O agrado da Arcelor é respaldado por um lucro de 3,846 bilhões no ano passado. O crescimento conseguido pela empresa contrasta com o resultado da Mittal Steel, divulgado na quarta-feira: o grupo registrou um lucro líquido de 3,37 bilhões, com queda de 28% na comparação com 2004. O presidente e acionista majoritário da Mittal, Lakshmi Mittal, disse, porém, que o bom desempenho da Arcelor em 2005 não altera sua visão sobre o negócio nem as razões para ele ter feito a oferta pela empresa.

Guy Dollé, que desde o início foi contrário à proposta da Mittal, havia dito diversas vezes que o desempenho da Arcelor iria mostrar aos acionistas que era melhor a empresa continuar sozinha. Ontem, porém, chegou a dar uma leve amenizada no discurso, dizendo que poderia, em último caso, considerar uma oferta da Mittal, desde que fosse toda em dinheiro. Mesmo assim, se recusou a colocar um valor na empresa. "É mais do que se imagina", disse.
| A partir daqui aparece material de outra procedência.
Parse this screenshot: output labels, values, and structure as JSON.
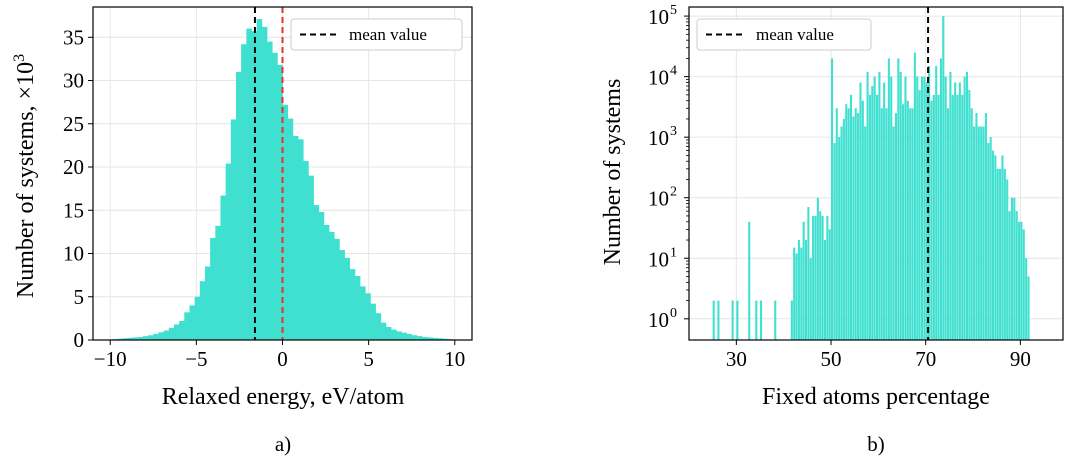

Para Dollé, a oferta da Mittal pode se tornar uma "dose de veneno" para a Arcelor. "Eu acho que o forte fluxo de caixa da Arcelor poderá ser usado para investimentos nas ultrapassadas fábricas da Mittal, o que pode colocar em risco nossa imagem com os clientes", disse. A expectativa é que Dollé comece a divulgar mais detalhadamente seus planos para barrar a oferta da Mittal no final do mês. "Nós vamos mostrar aos acionistas o quanto é melhor permanecer na Arcelor."

Os diretores da companhia começarão, a partir de 28 de fevereiro, uma nova rodada de contatos com os principais acionistas do grupo, tanto na Europa como nos Estados Unidos, para expor seu plano de valorização e mostrar que o futuro da Arcelor é promissor. O diretor-geral financeiro do grupo, Gonzalo Urquijo, explicou que a empresa já conversou com 20% a 25% dos acionistas e que a resposta foi "muito positiva".

Na quarta-feira, Lakshmi Mittal também havia se mostrado bastante otimista com a aprovação do plano de compra. Segundo ele, as principais resistências políticas ao projeto, principalmente na França, na Bélgica e em Luxemburgo, já começavam a ser vencidas. O empresário disse também que já havia conversado com cerca de 30% a 40% dos acionistas da Arcelor, e que a receptividade à proposta nessas conversas havia sido muito boa.

EMPREGOS

As negociações, porém, ultrapassaram em muito o âmbito dos acionistas, e se tornaram também um fato político importante. O ministro da Economia francês, Thierry Breton, disse que, no final das contas, "são os acionistas que decidirão". Mas não deixou de lembrar que a Mittal não fez mais que uma oferta no papel, sem um projeto industrial. O chefe da diplomacia francesa, Philippe Douste-Blazy, disse, por sua vez, que o único objetivo do governo francês é salvar os 30 mil empregos da Arcelor na França.

Em contrapartida, o ministro de Comércio Exterior da Índia, Kamal Nath, advertiu a Europa contra qualquer manobra destinada a bloquear a oferta feita pela Mittal - empresa que, embora tenha sede na Holanda, é de um indiano. Nath disse ontem ao comissário europeu de Comércio, Peter Mandelson, que todo este imbróglio poderia afetar o clima de negociações sobre diferentes assuntos na Organização Mundial de Comércio.